1. North Korea’s was nearing the limit of State-led heavy-industry development
2. The focus on heavy industry created a distorted economy that could not deal with the collapse of the Communist trading bloc
3. South Korea was meanwhile engaging is a better developmental model that was overtaking the North’s economy
4. The South Korean government’s policy of “Nordpolitik” diplomatically encircled the North
5. The International Olympic Committee handed Seoul the 1988 Summer Olympic Games, which prompted an incredibly poorly thought-out campaign of Northern terrorism against the South
6. The North Korean leadership transition was contested and distorted the political leadership away from a focus on economic growth

“Neo-Juche Revivalism”

The weakest part of The Impossible State, in my opinion, is Cha’s discussion of “Neo-Juche Revivalism.” Part of this may be because it seems the book went to press about a week or so after Kim Jong-Il’s death, so page upon page will go into explaining the particulars of Kim Jong-Il’s experience, and then there will be a paragraph or so about Kim Jong-Un, Jang Sung-taek, or some other leader.

“Neo-Juche Revivalism” is the term that Cha uses to describe Kim Jong-Il’s suspicion of political reform, and desire to return to the position of strength last seen in the 1970s. While to Kim Jong-Il recent North Korean weakness of an aberration, it is not clear that the new leadership actually believes it. Nor is it clear if Cha simply uses this term to refer to the focus on power and fear of outsides that has characterized the North Korean regime for decades.

What to Do

I was surprised by reading online that Cha is considered to be “hawk.” The approach implied by The Impossible State is that any sanctions regime that does not include China will not work, as China will just increase her aid accordingly. Likewise, China is unlikely to engage in sanctions, because China’s interest is in extracting North Korea’s natural resources and using North Korean ports to help develop land-locked Jilin province (a province which has a larger population than the whole of North Korea).

China’s colonization of North Korea, therefore, should be matched by South Korean colonization of North Korea. The point is to speed up the economic connectivity of the North while containing its militarily. The regime is too self-interested to attack other countries if it believes it will be attacked in return. This, all that’s left is to rot North Korea away from within.

Blind Spots

Cha is clearly a Korean subject matter expert, but he neglects important aspects of both Chinese and Japanese politics.

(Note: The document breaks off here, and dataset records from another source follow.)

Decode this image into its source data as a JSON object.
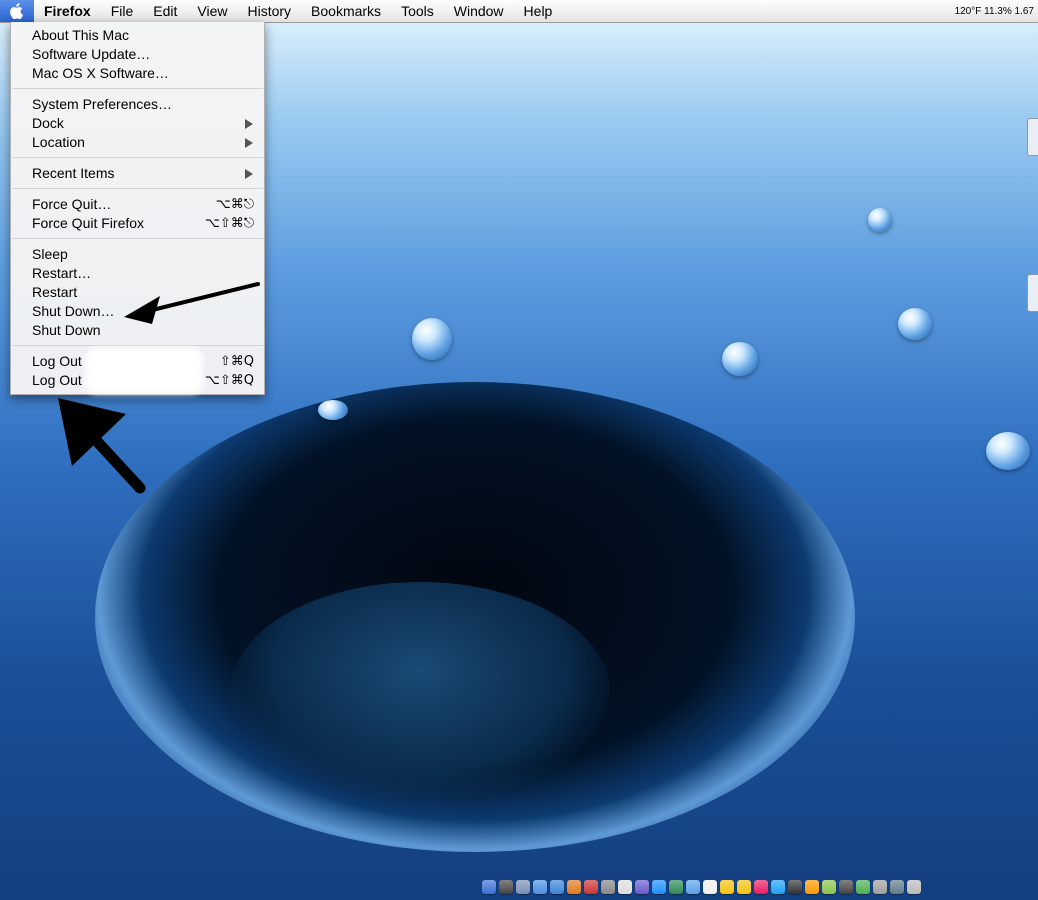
{
  "menubar": {
    "apple_icon": "apple-logo-icon",
    "app_name": "Firefox",
    "menus": [
      "File",
      "Edit",
      "View",
      "History",
      "Bookmarks",
      "Tools",
      "Window",
      "Help"
    ],
    "status_text": "120°F 11.3% 1.67"
  },
  "apple_menu": {
    "about": "About This Mac",
    "software_update": "Software Update…",
    "macosx_software": "Mac OS X Software…",
    "system_preferences": "System Preferences…",
    "dock": "Dock",
    "location": "Location",
    "recent_items": "Recent Items",
    "force_quit": "Force Quit…",
    "force_quit_shortcut": "⌥⌘⎋",
    "force_quit_app": "Force Quit Firefox",
    "force_quit_app_shortcut": "⌥⇧⌘⎋",
    "sleep": "Sleep",
    "restart_dots": "Restart…",
    "restart": "Restart",
    "shut_down_dots": "Shut Down…",
    "shut_down": "Shut Down",
    "log_out_1": "Log Out",
    "log_out_1_shortcut": "⇧⌘Q",
    "log_out_2": "Log Out",
    "log_out_2_shortcut": "⌥⇧⌘Q"
  },
  "dock": {
    "icon_colors": [
      "#3b6fd6",
      "#444",
      "#7a8fb5",
      "#4a90e2",
      "#3a85d8",
      "#e07a1f",
      "#c33",
      "#888",
      "#ddd",
      "#6a5acd",
      "#1e90ff",
      "#2e8b57",
      "#5aa0e8",
      "#eee",
      "#f4c20d",
      "#f4c20d",
      "#e91e63",
      "#1da1f2",
      "#333",
      "#ff9800",
      "#8bc34a",
      "#444",
      "#4caf50",
      "#9e9e9e",
      "#607d8b",
      "#bbb"
    ]
  }
}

With regard to China, he states that China nearly removed Kim Il-Sung from power. But the context of this claim, Cha later writes, is General Peng Dehui’s speech against Kim Il-Sung during a Communist conference. But Peng’s speech against “Kim Il-Sung” was in fact targeted against Mao Zedong, both of whom were famous for their personality cult. Thus, Peng’s speech was not a serious call to invade North Korea, but a coded call to end the Mao Zedong personality cult.

Likewise, Cha largely blames Japanese outrage against North Korea for the abduction of Japanese civilians (most of whom were females) on the Japanese.

Cha asserts

1. North Korea’s announcement of the abductions was made in good faith
2. North Korea cannot be expected to account for missing or executed Japanese civilians
3. Japan exhibited bad faith by not forcibly returning visiting captured Japanese civilians back to Japan
4. Japanese politicians cynically exploied far-right-wing outrage for their own ends.

I really don’t know what to make of these claims. They are not only morally repulsive, they don’t even fit the tone of the rest of the work. They display an ignorance of both Japanese (and Korean!) view of women, which is more chivalrous than in the west.

Summary

The Impossible State contains a fascinating brief history of the Koreas since the Second World War. It persuasively argues that North Korea is the target of economic colonization. South Korea should exploit this, and work with China in absorbing its north neighbor while developing Jilin province.